Quand il avait quitté les pauvres îles du Cap Vert il avait échoué à Lisbonne comme beaucoup de ses compatriotes et erré dans cette ville douce pendant de longs mois. Il se promenait le long du Tage, dans les ruelles de la vieille ville. Il y avait fait des rencontres éphémères en raison de sa jeunesse et de sa beauté. Rien n'avait duré, pas plus que les petits boulots de serveur, caissier, agent de comptoir dans une boutique de téléphones, qu'il avait trouvés grâce à ses relations éphémères et perdu en raison de la précarité des affaires, de l'inconstance des gens, de leur mépris et du racisme ordinaire.

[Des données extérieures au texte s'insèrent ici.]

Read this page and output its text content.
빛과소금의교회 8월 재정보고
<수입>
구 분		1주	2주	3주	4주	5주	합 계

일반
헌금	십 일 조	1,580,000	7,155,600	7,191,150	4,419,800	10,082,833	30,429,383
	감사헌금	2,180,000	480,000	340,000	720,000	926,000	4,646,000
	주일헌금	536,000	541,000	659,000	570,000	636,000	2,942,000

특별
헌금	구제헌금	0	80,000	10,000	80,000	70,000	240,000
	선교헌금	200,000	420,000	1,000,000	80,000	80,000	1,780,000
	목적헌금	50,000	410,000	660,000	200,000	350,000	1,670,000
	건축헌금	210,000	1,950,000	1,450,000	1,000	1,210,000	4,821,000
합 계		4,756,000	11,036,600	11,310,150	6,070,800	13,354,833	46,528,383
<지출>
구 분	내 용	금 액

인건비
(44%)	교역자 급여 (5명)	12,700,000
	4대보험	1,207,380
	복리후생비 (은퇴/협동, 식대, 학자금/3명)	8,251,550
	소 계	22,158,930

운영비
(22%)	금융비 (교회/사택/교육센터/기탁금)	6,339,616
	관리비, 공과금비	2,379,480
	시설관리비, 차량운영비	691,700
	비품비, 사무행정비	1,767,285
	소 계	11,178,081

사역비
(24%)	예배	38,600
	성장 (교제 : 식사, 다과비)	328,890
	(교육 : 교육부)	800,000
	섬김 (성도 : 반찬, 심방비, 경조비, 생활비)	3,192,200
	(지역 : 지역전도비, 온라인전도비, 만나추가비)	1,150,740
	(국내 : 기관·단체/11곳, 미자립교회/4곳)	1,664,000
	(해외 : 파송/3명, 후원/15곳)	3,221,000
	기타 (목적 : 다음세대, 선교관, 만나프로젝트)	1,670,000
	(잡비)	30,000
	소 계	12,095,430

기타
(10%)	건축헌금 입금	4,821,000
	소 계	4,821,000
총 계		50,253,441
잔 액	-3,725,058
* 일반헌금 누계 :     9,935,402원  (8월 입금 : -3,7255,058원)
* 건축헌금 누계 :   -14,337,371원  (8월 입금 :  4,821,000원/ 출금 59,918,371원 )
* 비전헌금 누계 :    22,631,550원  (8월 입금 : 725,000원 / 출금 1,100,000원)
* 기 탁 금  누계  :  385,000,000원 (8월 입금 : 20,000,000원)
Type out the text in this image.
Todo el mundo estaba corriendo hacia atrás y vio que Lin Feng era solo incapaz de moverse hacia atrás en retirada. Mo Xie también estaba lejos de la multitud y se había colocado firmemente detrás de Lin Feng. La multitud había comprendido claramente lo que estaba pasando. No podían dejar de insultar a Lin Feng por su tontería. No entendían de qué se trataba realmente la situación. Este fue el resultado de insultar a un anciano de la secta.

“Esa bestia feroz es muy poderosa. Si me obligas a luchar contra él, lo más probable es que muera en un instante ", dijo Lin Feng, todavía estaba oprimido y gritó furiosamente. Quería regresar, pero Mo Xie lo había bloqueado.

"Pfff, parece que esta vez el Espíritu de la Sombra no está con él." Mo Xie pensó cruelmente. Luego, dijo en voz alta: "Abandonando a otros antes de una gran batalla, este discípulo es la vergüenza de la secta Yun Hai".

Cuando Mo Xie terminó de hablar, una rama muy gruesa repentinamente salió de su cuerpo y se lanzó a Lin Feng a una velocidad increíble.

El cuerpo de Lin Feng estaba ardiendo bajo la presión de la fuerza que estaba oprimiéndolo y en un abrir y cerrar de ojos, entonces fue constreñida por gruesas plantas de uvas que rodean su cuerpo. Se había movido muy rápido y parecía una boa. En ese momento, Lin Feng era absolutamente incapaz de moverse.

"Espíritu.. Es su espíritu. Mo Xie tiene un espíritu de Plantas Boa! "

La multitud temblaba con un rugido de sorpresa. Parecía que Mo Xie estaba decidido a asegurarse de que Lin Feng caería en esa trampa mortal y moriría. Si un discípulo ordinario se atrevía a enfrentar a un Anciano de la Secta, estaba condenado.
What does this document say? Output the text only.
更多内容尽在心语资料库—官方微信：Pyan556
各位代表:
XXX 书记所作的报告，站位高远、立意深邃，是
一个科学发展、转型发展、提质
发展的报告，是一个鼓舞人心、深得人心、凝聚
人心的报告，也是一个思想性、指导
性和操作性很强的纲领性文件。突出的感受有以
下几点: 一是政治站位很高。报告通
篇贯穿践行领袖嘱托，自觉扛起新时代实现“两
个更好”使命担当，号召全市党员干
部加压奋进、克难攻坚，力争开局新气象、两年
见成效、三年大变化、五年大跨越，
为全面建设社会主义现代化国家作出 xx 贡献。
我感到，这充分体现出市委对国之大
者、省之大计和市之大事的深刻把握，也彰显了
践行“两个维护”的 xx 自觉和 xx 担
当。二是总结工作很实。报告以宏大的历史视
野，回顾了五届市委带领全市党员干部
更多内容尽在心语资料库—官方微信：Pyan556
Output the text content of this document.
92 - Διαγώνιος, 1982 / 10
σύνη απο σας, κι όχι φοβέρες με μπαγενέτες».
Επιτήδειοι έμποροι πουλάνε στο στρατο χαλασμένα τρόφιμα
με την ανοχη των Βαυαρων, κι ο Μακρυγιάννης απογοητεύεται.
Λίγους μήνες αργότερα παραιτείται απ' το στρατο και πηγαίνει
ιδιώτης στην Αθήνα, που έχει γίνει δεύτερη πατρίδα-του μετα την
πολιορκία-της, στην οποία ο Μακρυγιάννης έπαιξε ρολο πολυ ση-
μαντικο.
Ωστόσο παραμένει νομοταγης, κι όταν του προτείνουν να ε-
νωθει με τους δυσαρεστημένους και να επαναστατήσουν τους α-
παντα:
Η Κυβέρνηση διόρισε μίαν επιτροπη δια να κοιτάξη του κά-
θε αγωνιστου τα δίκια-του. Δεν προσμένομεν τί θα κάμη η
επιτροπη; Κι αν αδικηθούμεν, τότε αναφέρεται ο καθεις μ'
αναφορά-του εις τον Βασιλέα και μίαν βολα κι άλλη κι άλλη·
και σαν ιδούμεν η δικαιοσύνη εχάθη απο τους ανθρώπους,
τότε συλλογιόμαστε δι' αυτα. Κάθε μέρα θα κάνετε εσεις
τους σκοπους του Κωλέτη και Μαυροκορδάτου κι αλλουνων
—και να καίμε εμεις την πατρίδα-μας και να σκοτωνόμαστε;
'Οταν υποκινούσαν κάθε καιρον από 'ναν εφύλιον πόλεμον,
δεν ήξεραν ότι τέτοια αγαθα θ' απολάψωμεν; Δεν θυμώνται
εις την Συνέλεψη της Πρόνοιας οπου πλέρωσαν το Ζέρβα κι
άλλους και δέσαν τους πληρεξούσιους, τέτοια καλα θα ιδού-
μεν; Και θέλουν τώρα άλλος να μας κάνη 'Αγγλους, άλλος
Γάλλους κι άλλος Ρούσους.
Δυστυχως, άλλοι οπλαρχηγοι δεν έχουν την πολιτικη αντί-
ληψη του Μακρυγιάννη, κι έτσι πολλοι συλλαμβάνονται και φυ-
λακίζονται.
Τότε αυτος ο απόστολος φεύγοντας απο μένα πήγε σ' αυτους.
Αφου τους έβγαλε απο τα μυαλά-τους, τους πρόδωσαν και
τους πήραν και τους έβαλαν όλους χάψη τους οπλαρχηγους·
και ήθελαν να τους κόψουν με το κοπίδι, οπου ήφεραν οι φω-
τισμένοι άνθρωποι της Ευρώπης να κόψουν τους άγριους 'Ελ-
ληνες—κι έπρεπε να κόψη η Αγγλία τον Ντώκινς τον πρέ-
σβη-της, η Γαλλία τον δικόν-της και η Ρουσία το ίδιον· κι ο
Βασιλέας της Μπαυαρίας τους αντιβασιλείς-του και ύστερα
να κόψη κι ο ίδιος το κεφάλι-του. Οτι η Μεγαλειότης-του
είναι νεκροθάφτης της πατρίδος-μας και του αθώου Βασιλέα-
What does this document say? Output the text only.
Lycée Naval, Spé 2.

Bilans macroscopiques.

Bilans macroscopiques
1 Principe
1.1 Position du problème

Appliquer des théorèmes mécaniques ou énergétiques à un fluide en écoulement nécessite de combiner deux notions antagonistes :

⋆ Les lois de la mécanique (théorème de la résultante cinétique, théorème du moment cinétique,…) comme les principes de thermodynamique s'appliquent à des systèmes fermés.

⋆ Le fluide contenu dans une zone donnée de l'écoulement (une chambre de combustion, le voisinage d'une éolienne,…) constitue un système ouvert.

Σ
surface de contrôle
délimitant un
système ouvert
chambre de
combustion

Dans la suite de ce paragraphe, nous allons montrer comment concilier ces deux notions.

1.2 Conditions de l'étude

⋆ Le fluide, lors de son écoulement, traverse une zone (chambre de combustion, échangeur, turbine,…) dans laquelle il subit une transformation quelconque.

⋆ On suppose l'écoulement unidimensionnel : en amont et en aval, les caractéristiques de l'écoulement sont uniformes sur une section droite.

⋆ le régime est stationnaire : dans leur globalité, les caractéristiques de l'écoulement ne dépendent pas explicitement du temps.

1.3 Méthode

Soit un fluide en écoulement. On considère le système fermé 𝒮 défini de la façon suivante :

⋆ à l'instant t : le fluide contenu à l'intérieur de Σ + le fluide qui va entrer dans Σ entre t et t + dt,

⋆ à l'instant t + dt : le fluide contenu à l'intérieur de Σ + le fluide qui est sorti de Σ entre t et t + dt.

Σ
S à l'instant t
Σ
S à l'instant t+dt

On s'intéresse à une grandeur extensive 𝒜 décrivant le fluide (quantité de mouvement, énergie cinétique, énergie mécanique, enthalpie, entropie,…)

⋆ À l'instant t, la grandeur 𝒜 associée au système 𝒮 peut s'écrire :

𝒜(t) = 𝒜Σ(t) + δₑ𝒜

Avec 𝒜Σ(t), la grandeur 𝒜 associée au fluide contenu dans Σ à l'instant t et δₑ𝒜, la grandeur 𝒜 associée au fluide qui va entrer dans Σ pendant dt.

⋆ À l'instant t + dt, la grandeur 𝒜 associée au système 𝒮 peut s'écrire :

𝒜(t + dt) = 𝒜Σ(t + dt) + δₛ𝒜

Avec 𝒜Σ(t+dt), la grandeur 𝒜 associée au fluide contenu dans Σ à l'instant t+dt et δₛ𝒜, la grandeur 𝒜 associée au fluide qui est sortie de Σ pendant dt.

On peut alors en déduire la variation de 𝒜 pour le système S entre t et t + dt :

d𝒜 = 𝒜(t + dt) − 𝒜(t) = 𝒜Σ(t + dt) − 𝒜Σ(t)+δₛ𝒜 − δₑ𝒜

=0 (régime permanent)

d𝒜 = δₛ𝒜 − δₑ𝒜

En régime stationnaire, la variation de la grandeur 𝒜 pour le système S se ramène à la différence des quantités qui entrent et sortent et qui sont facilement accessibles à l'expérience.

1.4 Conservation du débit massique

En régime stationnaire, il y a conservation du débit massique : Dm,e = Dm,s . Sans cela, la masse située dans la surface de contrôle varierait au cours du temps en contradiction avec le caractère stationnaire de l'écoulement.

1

Alors il avait tenté sa chance à Porto avant de passer la frontière vers l'Espagne, dont la situation économique était moins catastrophique que celle du Portugal. Il avait fini par atterrir à Ferrol. Alors qu'il traînait ses basques dans la gare, l'immanquable lieu de rendez-vous des traîne-misère qui n'ont nulle part ou aller, il avait vu une affichette signalant que la société de restauration qui opérait dans les trains cherchait en permanence des employés. Il fut pris pour un CDD éternel pour voyager sur des trains plus ou moins antiques et rarement fréquentés. Le salaire était même assorti d'une indemnité de logement lui permettant de se payer une chambre entre deux postes.
Il s'écoula bien une demi heure avant que le premier client ne rentre dans la voiture bar. Les clients avaient toujours l'air d'avoir bu avant même de commander leur première bière. En effet, il fallait qu'ils tirent fortement la porte coulissante, ils devaient la franchir rapidement avant qu'elle ne se referme sur eux, et le plus souvent ils étaient victimes d'une secousse du train qui les jetaient contre le mur ou contre la vitre. Ainsi leur entrée était toujours comique.
Il vit d'emblée que son premier client était un marin, ce qui n'avait rien d'extraordinaire puisque Ferrol était depuis toujours le port militaire espagnol de la façade atlantique.
Les militaires fréquentent assidûment les trains, seuls ou en bande lorsqu'ils rejoignent leur famille ou leur dulcinée. Leur humeur peut être morose ou joyeuse, ils peuvent s'épancher ou chercher la querelle pour déverser enfin des rancœurs longtemps réprimées.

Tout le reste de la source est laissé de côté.